However, the principal limitation of these tools is their potential applicability to specific races and ethnicities. Consequently, the International IgAN Prediction Tool developed by Barbour et al. [8]. using a large population of 3927 biopsy-proven IgAN patients from different races and ethnicities is widely utilized in clinical practice. This tool provides predictions of ESKD as a percentage at a maximum estimated time of 7 years. However, it is important to note that IgAN is a long-term disease and many patients develop ESKD ≥2 decades after the kidney biopsy [23].

MACHINE LEARNING APPLICATIONS

Big data analysis can be conducted using data mining algorithms, which encompass supervised, unsupervised and semi-supervised learning approaches. Various methods such as classification techniques (e.g. logistic regression, decision trees, naive Bayesian methods, neural networks and support vector machines), clustering techniques (e.g. k-means, principal component analysis and self-organizing maps) and linear regression analysis can be employed for analysing big data. Prior to the analysis, the dataset is divided into a training set and a validation set using a bootstrapping method. Subsequently, the obtained data are tested on an independent external cohort of patients to validate the model's performance. Accuracy, sensitivity, specificity, receiver operating characteristics (ROC) curve, precision, recall, F-measure, number of positive predictions and false positive predictions are common metrics used to evaluate the tool's performance.
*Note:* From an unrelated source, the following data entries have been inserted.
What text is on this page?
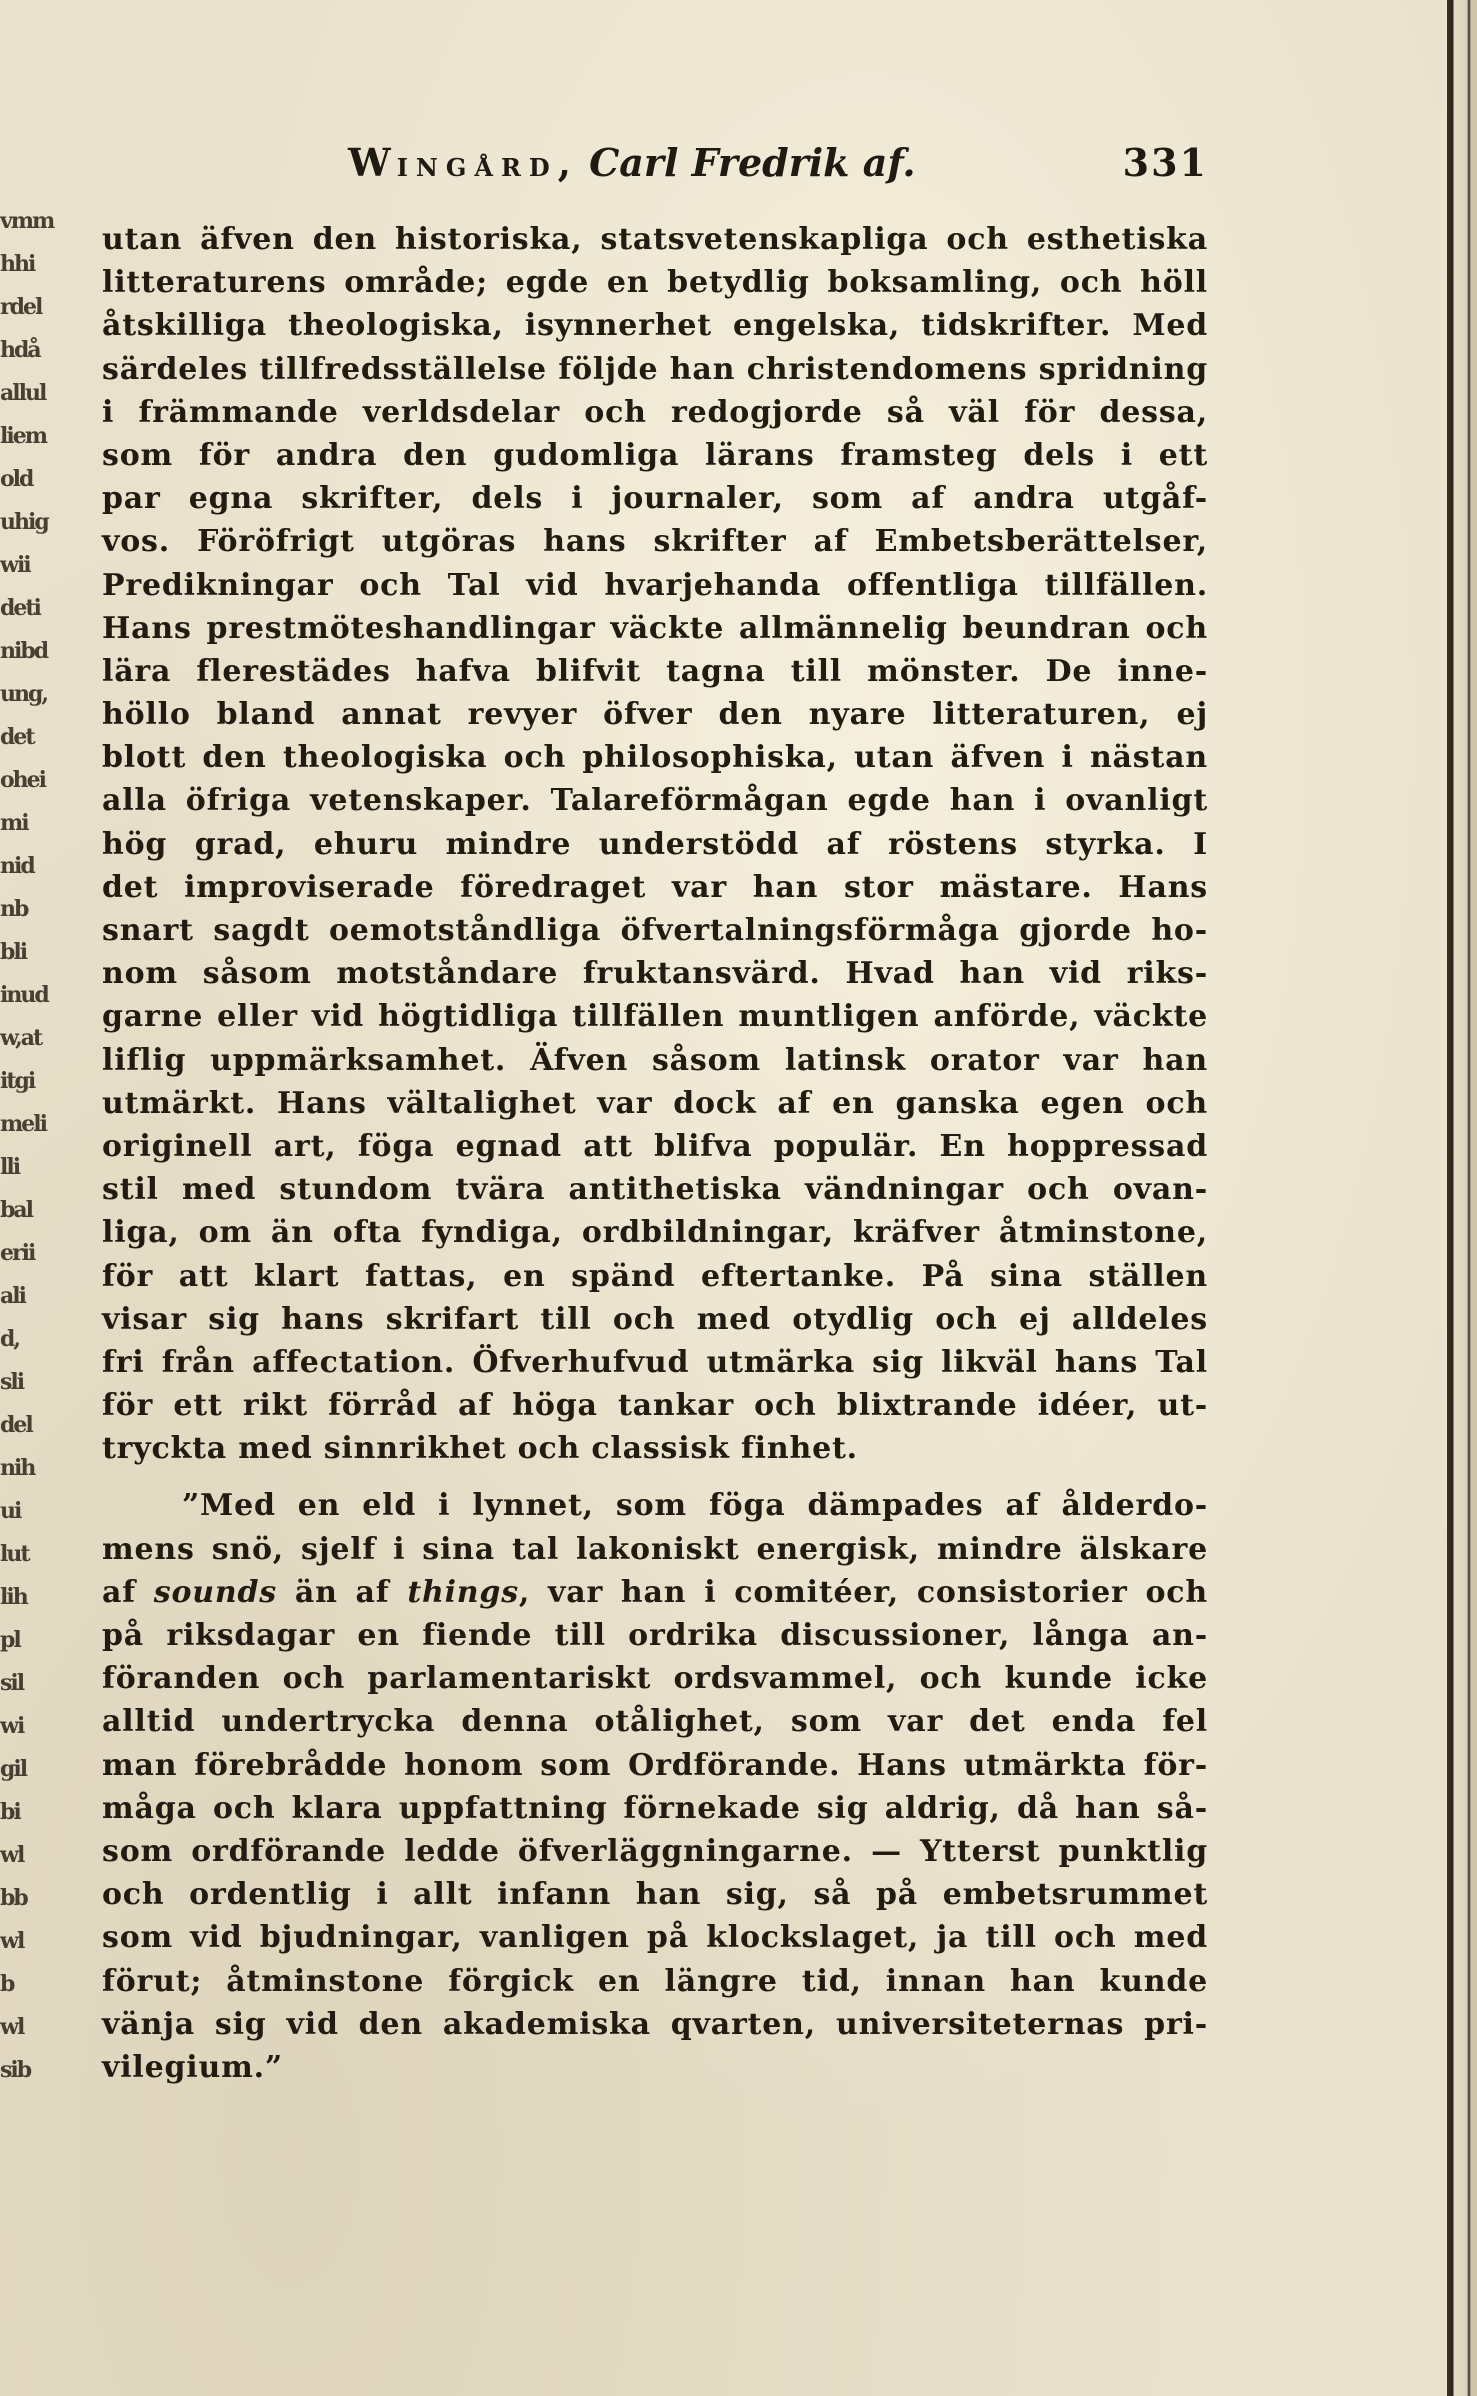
vmm
hhi
rdel
hdå
allul
liem
old
uhig
wii
deti
nibd
ung,
det
ohei
mi
nid
nb
bli
inud
w,at
itgi
meli
lli
bal
erii
ali
d,
sli
del
nih
ui
lut
lih
pl
sil
wi
gil
bi
wl
bb
wl
b
wl
sib
WINGÅRD, Carl Fredrik af.	331
utan äfven den historiska, statsvetenskapliga och esthetiska
litteraturens område; egde en betydlig boksamling, och höll
åtskilliga theologiska, isynnerhet engelska, tidskrifter. Med
särdeles tillfredsställelse följde han christendomens spridning
i främmande verldsdelar och redogjorde så väl för dessa,
som för andra den gudomliga lärans framsteg dels i ett
par egna skrifter, dels i journaler, som af andra utgåf-
vos. Föröfrigt utgöras hans skrifter af Embetsberättelser,
Predikningar och Tal vid hvarjehanda offentliga tillfällen.
Hans prestmöteshandlingar väckte allmännelig beundran och
lära flerestädes hafva blifvit tagna till mönster. De inne-
höllo bland annat revyer öfver den nyare litteraturen, ej
blott den theologiska och philosophiska, utan äfven i nästan
alla öfriga vetenskaper. Talareförmågan egde han i ovanligt
hög grad, ehuru mindre understödd af röstens styrka. I
det improviserade föredraget var han stor mästare. Hans
snart sagdt oemotståndliga öfvertalningsförmåga gjorde ho-
nom såsom motståndare fruktansvärd. Hvad han vid riks-
garne eller vid högtidliga tillfällen muntligen anförde, väckte
liflig uppmärksamhet. Äfven såsom latinsk orator var han
utmärkt. Hans vältalighet var dock af en ganska egen och
originell art, föga egnad att blifva populär. En hoppressad
stil med stundom tvära antithetiska vändningar och ovan-
liga, om än ofta fyndiga, ordbildningar, kräfver åtminstone,
för att klart fattas, en spänd eftertanke. På sina ställen
visar sig hans skrifart till och med otydlig och ej alldeles
fri från affectation. Öfverhufvud utmärka sig likväl hans Tal
för ett rikt förråd af höga tankar och blixtrande idéer, ut-
tryckta med sinnrikhet och classisk finhet.
”Med en eld i lynnet, som föga dämpades af ålderdo-
mens snö, sjelf i sina tal lakoniskt energisk, mindre älskare
af sounds än af things, var han i comitéer, consistorier och
på riksdagar en fiende till ordrika discussioner, långa an-
föranden och parlamentariskt ordsvammel, och kunde icke
alltid undertrycka denna otålighet, som var det enda fel
man förebrådde honom som Ordförande. Hans utmärkta för-
måga och klara uppfattning förnekade sig aldrig, då han så-
som ordförande ledde öfverläggningarne. — Ytterst punktlig
och ordentlig i allt infann han sig, så på embetsrummet
som vid bjudningar, vanligen på klockslaget, ja till och med
förut; åtminstone förgick en längre tid, innan han kunde
vänja sig vid den akademiska qvarten, universiteternas pri-
vilegium.”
Machine learning algorithms are models that learn to perform tasks or make decisions automatically based on the available data. The spectrum of machine learning applications ranges from classic machine learning approaches to deep learning. These applications have the potential to generate valuable tools for the modern healthcare system. It is crucial that these algorithms ensure robust and valid decision making in clinical practice, as their outcomes can significantly impact patient care.

ESKD PREDICTION

Table 1 provides an overview of different AI-based models used for predicting ESKD in patients with IgAN.

Table 1:

Data used to develop AI models predicting ESKD in patients with IgAN

Author Population Race Patients, n FU (years) Variations, n Training set, n Test set, n Validation test MLA Accuracy (%) Task model Limitations Prediction (years)
Geddes et al. [24] A Caucasian 54 7 7 6 Ns ANN S (86.4) NO KB 7
Pesce et al. [26] A Caucasian/Asian 1040 ND 7 830 210 5 Ns ANN AUC (91.6) CDSS KB
classification
8
Schena et al. [1] A Caucasian 948 7 7 758 190 167 pts ANN AUC (82) Dial Check Only Caucasians 10
Hou et al. [30] A Asian 730 7 511 219 No BP-ANN AUC (88) No Only Asians
Liu et al. [31] A Asian 262 4.6 8 No RFM AUC (96) No Only Asians
Chen et al. [32] A Asian 2047 8 10 1022 1025 pts XGBoost C stat (89) Yes Only Asians
Zhang et al. [33] C Asian 1167 16 XGBoost AUC (85) No Only Asians 5
Li et al. [34] A Asian 2047 7.9 10 1022 1025 pts XGBoost-Surv C stat (82) No Only Asians

A: adults; C: children; FU: follow-up; MLA: machine learning algorithm; ND: not done; Ns: nephrologists; pts: patients; S: sensitivity; C stat: C statistic; BP-ANN: back propagation ANN; RFM: random fast model.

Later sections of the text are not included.